On December 10th, Brendan Hannigan, CEO and Co-founder of Sonrai Security, joined an executive panel at the New York Financial Services CIO Virtual Summit where technology executives shared their past and current experiences in managing crisis. Leaders discussed the approaches they took to cloud security. Many financial organizations are choosing to operate their own global network backbones and have direct connections to cloud services. Many are now looking to add to security services to their clouds that are easy to scale as demand changes and easy to manage for a large number of users.

Spike in Cloud Computing

With so many organizations permanently shifting to remote work arrangements, cloud computing has seen a significant spike in demand. In many ways, the cloud is the perfect platform for this time of uncertainty. Capacity is easy to adjust, allowing organizations to scale their network infrastructure to meet their needs at any given moment.

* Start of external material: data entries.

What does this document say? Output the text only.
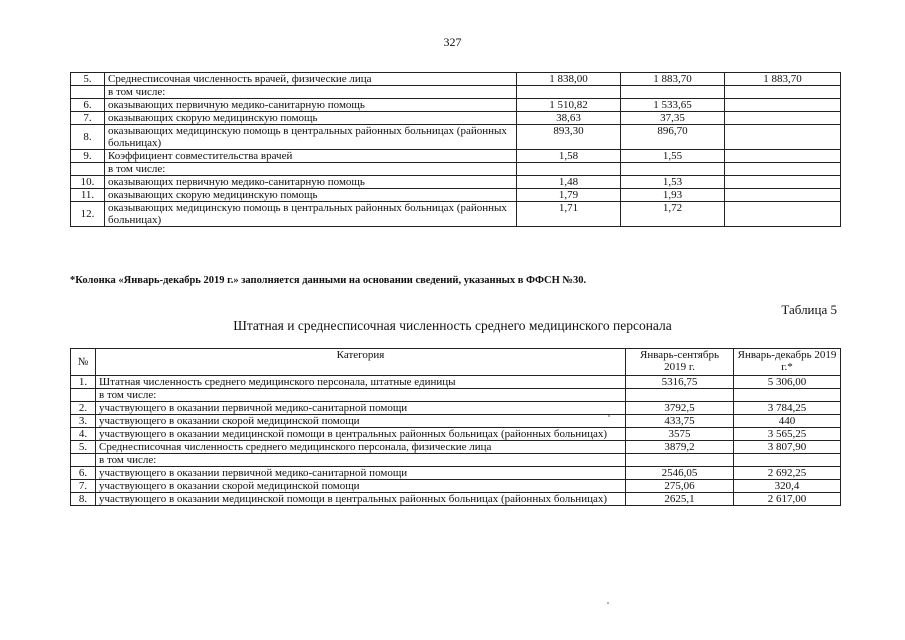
327
5.	Среднесписочная численность врачей, физические лица	1 838,00	1 883,70	1 883,70
	в том числе:			
6.	оказывающих первичную медико-санитарную помощь	1 510,82	1 533,65	
7.	оказывающих скорую медицинскую помощь	38,63	37,35	
8.	оказывающих медицинскую помощь в центральных районных больницах (районных больницах)	893,30	896,70	
9.	Коэффициент совместительства врачей	1,58	1,55	
	в том числе:			
10.	оказывающих первичную медико-санитарную помощь	1,48	1,53	
11.	оказывающих скорую медицинскую помощь	1,79	1,93	
12.	оказывающих медицинскую помощь в центральных районных больницах (районных больницах)	1,71	1,72	
*Колонка «Январь-декабрь 2019 г.» заполняется данными на основании сведений, указанных в ФФСН №30.
Таблица 5
Штатная и среднесписочная численность среднего медицинского персонала
№	Категория	Январь-сентябрь 2019 г.	Январь-декабрь 2019 г.*
1.	Штатная численность среднего медицинского персонала, штатные единицы	5316,75	5 306,00
	в том числе:		
2.	участвующего в оказании первичной медико-санитарной помощи	3792,5	3 784,25
3.	участвующего в оказании скорой медицинской помощи	433,75	440
4.	участвующего в оказании медицинской помощи в центральных районных больницах (районных больницах)	3575	3 565,25
5.	Среднесписочная численность среднего медицинского персонала, физические лица	3879,2	3 807,90
	в том числе:		
6.	участвующего в оказании первичной медико-санитарной помощи	2546,05	2 692,25
7.	участвующего в оказании скорой медицинской помощи	275,06	320,4
8.	участвующего в оказании медицинской помощи в центральных районных больницах (районных больницах)	2625,1	2 617,00
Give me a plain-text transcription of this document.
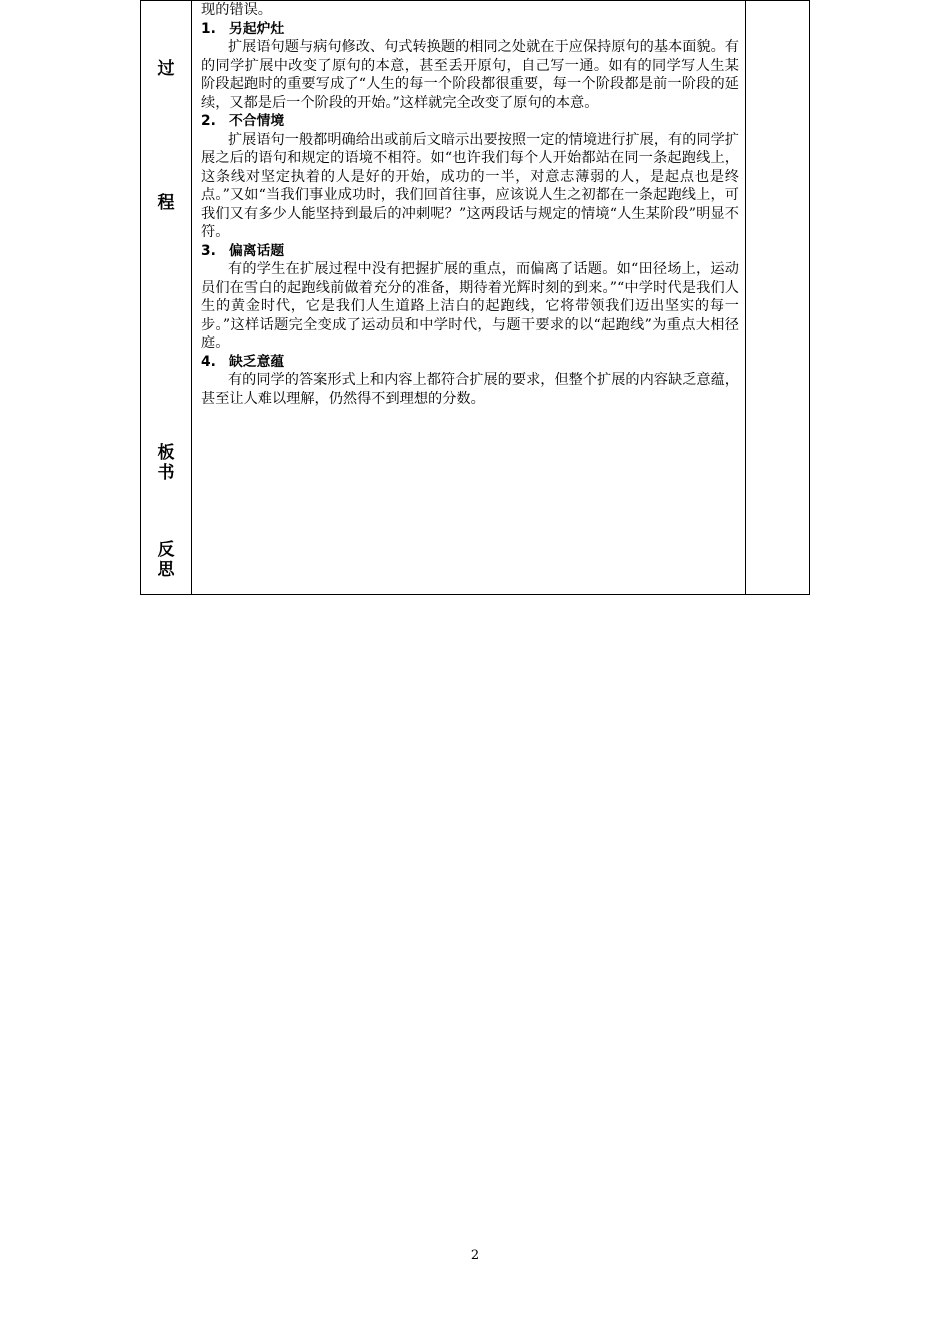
过
程
板
书
反
思

现的错误。

1. 另起炉灶

扩展语句题与病句修改、句式转换题的相同之处就在于应保持原句的基本面貌。有的同学扩展中改变了原句的本意，甚至丢开原句，自己写一通。如有的同学写人生某阶段起跑时的重要写成了“人生的每一个阶段都很重要，每一个阶段都是前一阶段的延续，又都是后一个阶段的开始。”这样就完全改变了原句的本意。

2. 不合情境

扩展语句一般都明确给出或前后文暗示出要按照一定的情境进行扩展，有的同学扩展之后的语句和规定的语境不相符。如“也许我们每个人开始都站在同一条起跑线上，这条线对坚定执着的人是好的开始，成功的一半，对意志薄弱的人，是起点也是终点。”又如“当我们事业成功时，我们回首往事，应该说人生之初都在一条起跑线上，可我们又有多少人能坚持到最后的冲刺呢？”这两段话与规定的情境“人生某阶段”明显不符。

3. 偏离话题

有的学生在扩展过程中没有把握扩展的重点，而偏离了话题。如“田径场上，运动员们在雪白的起跑线前做着充分的准备，期待着光辉时刻的到来。”“中学时代是我们人生的黄金时代，它是我们人生道路上洁白的起跑线，它将带领我们迈出坚实的每一步。”这样话题完全变成了运动员和中学时代，与题干要求的以“起跑线”为重点大相径庭。

4. 缺乏意蕴

有的同学的答案形式上和内容上都符合扩展的要求，但整个扩展的内容缺乏意蕴，甚至让人难以理解，仍然得不到理想的分数。

2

Keeping those clouds secure, however, is a different challenge executives are facing. Public cloud computing services make an enticing target for cybercriminals looking to disrupt services or compromise data. And the rapid pace of change and lack of employee education may create some costly human errors.

When organizations adopt cloud computing platforms, they often fail to put proper IT governance policies in place to ensure that those resources are being used in the most efficient and secure way. Since cloud resources are so easy to provision, employees and entire departments can set up virtual servers and storage that may go unused or abandoned entirely. These dormant assets may be segregated from other areas of the network or contain no data, but their existence can create a serious security threat if no one knows to account for them. Some of these assets may contain latent security risks due to improper configurations, and at the very least, they create another potential attack vector for hackers to exploit. The rapid shift to remote work has caused many companies to adopt cloud computing solutions without putting much thought into how they’re managed, which increases the likelihood that remote employees may inadvertently be creating security risks as they contribute to cloud sprawl.

CIOs Top Goal is Risk Mitigation

As leadership launch fully into the cloud and agile, they are quickly realizing traditional data center and network management tools are stuck in the past. They are finding practitioner-focused cloud provider tooling is also not up to the task. Markedly different identity and data models exist within AWS, Azure, GCP, and other cloud providers.

They understand that making use of cloud computing means making sure they have the right cloud security solutions in place to protect essential data and applications at all times. After listening to the New York Financial Services CIO Virtual Summit it was clear that risk mitigation is a top goal for 2021.